Cet investissement s'inscrit dans un contexte géopolitique marqué par des tensions accrues en Europe, notamment depuis l'invasion de l'Ukraine par la Russie en 2022. Les drones ont joué un rôle clé dans ce conflit, utilisés à la fois par les deux camps pour le renseignement, le ciblage d'artillerie ou les attaques kamikazes. L'OTAN, alliance militaire fondée en 1949, cherche ainsi à anticiper les menaces futures et à moderniser ses capacités de défense collective. L'Europe, qui dépend encore largement de technologies américaines pour sa défense, voit dans cet investissement une opportunité de développer son autonomie stratégique. Les fonds seront répartis entre les pays membres selon leurs besoins et leurs capacités industrielles.
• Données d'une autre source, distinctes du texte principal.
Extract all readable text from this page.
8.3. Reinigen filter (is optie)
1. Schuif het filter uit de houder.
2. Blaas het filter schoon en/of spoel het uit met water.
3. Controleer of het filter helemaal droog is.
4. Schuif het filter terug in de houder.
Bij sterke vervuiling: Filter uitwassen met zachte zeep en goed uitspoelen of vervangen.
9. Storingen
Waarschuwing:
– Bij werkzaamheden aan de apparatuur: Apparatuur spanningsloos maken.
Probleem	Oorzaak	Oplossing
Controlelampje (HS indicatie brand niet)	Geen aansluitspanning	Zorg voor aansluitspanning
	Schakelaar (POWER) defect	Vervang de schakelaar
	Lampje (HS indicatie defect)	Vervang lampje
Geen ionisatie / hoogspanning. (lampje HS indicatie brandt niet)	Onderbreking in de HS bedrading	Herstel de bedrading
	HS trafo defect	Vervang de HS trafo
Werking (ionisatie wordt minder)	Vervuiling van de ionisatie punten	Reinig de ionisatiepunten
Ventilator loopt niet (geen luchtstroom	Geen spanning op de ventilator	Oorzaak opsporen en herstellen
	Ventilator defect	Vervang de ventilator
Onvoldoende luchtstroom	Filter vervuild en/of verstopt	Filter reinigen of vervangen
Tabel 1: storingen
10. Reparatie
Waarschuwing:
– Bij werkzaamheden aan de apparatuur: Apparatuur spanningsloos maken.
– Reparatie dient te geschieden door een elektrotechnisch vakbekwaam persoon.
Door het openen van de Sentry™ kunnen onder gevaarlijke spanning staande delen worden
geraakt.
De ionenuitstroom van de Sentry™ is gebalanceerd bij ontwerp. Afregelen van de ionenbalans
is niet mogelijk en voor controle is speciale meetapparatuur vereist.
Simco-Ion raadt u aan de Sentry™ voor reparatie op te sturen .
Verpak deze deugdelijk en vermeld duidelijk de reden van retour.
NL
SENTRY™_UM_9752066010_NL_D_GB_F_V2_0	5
Ce que ça pourrait changer

L'OTAN prévoit de déployer ces solutions anti-drones d'ici 2030, avec une phase initiale de tests et de déploiement partiel dès 2027. Les fonds de 40 milliards de dollars seront gérés par l'Agence OTAN d'innovation (*NATO Innovation Hub*), basée à La Haye, aux Pays-Bas. Plusieurs pays européens, comme la France, l'Allemagne, l'Italie et la Pologne, sont déjà engagés dans des projets pilotes. Des entreprises spécialisées dans la défense, comme Thales, Airbus ou Leonardo, pourraient être partenaires pour développer ces technologies. L'objectif est de créer un réseau intégré de systèmes anti-drones couvrant l'ensemble du territoire européen, avec une interopérabilité entre les pays membres.